Niedersachsens Gesundheitsminister Dr. Andreas Philippi erklärt: „Dieser Zufallstreffer ist auch ein Beleg für die Leistungsfähigkeit der Labordiagnostik in Niedersachsen. Es zeigt sich zudem, wie richtig und wichtig es ist, Blutspenden in der Sommerzeit regelhaft auf WNV zu untersuchen. Wir werden uns darauf einstellen müssen, dass wir es zukünftig vermehrt mit Übertragungen von WNV über Mückenstiche zu tun haben werden. Grundsätzlich und unabhängig von WNV ist davon auszugehen, dass klimabedingt vermehrt mit mückenübertragenen Erkrankungen zu rechnen ist. Daher muss dem individuellen Schutz vor Stechmücken eine höhere Bedeutung eingeräumt werden.“
Die jetzt gemeldete Infektion ist zufällig im Rahmen einer Blutspende aufgefallen. Blutspenden werden deutschlandweit in der Zeit von Juni bis November routinemäßig auf das West-Nil-Virus (WNV) untersucht. Eine WNV-Infektion verläuft bei dem Großteil der Betroffenen klinisch unauffällig, nur bei etwa 20 Prozent der Infizierten treten grippeähnliche Symptome wie Fieber, Kopfschmerzen und Gliederschmerzen auf. In seltenen Fällen, insbesondere bei älteren Menschen oder Menschen mit geschwächtem Immunsystem, kann es zu schweren neurologischen Komplikationen wie Meningitis oder Enzephalitis kommen.
„Die Übertragung des Virus erfolgt von heimischen Stechmücken zwischen wildlebenden Vögeln“, erklärt Dr. Fabian Feil. „Menschen und Pferde sind Fehlwirte, sie können zwar erkranken, das West-Nil-Virus aber nicht weitergeben. Von infizierten Personen geht daher keine Gefahr für die Bevölkerung aus, wie wir dies bei anderen Infektionskrankheiten wie z.B. der Influenza kennen.“
Der Nachweis von WNV bei Vögeln und Pferden erfolgte seit 2018 überwiegend in östlichen Bundesländern. In letzter Zeit gibt es aber auch vermehrt WNV-Nachweise in den westlichen Bundesländern. Auch in Niedersachsen wurden bereits infizierte Vögel und Pferde gemeldet. Seit dem Spätsommer 2019 wurden erste humane Infektionen, bei denen die Ansteckung vor Ort erfolgt ist (autochthone Fälle), in den östlichen Bundesländern Berlin, Brandenburg, Sachsen-Anhalt, Sachsen und Thüringen nach Infektionsschutzgesetz (IfSG) übermittelt. Es ist damit zu rechnen, dass sich WNV in Deutschland und Niedersachsen weiter ausbreitet und es in den kommenden Jahren zu einem saisonalen Vorkommen von WNV-Erkrankungsfällen kommen kann.
Das NLGA beobachtet die WNV-Entwicklung weiter und steht in engem Austausch mit den örtlichen Gesundheitsämtern, dem LAVES, den anderen Bundesländern und dem Robert Koch-Institut (RKI).

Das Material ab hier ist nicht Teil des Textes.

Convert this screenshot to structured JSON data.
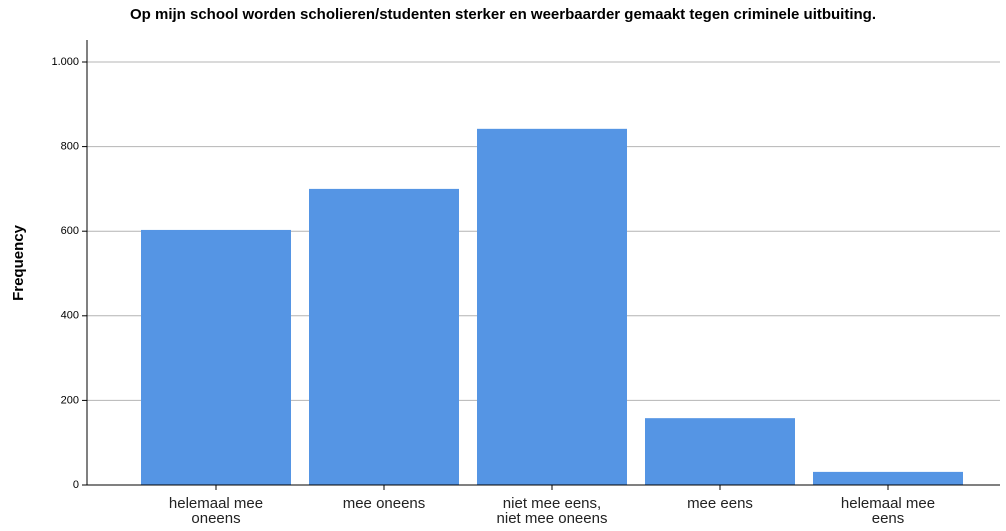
{
  "chart_data": {
    "type": "bar",
    "title": "Op mijn school worden scholieren/studenten sterker en weerbaarder gemaakt tegen criminele uitbuiting.",
    "y_label": "Frequency",
    "categories": [
      "helemaal mee oneens",
      "mee oneens",
      "niet mee eens, niet mee oneens",
      "mee eens",
      "helemaal mee eens"
    ],
    "values": [
      603,
      700,
      842,
      158,
      31
    ],
    "color": "#5595e4",
    "ylim": [
      0,
      1052
    ],
    "yticks": [
      0,
      200,
      400,
      600,
      800,
      {
        "value": 1000,
        "label": "1.000"
      }
    ],
    "grid": true
  }
}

Schutzmaßnahmen und Empfehlungen:
Gegen das WNV gibt es derzeit keine Impfung für den Menschen. Besonders Personen, die aufgrund hohen Alters oder Immunschwäche ein erhöhtes Risiko haben durch eine WNV-Infektion schwer zu erkranken, können das Risiko durch Schutz vor Mückenstichen reduzieren. Dazu gehört an Orten mit bekannter Mückenbelastung das Tragen von langer heller Kleidung, am Abend der Aufenthalt in geschlossenen oder klimatisierten Räumen, die Anwendung von Repellents und Insektiziden, der Gebrauch von Moskitonetzen und Fenstergittern. Im Wohnumfeld sollten Mückenbrutplätze (Wasserreservoirs) möglichst beseitigt werden. Diese allgemeinen Empfehlungen gelten prinzipiell für ganz Niedersachsen, da zu erwarten ist, dass die WNV-Verbreitung ein sehr dynamisches Geschehen ist und eine verlässliche Eingrenzung von stärker oder weniger stark betroffenen Regionen nicht möglich ist.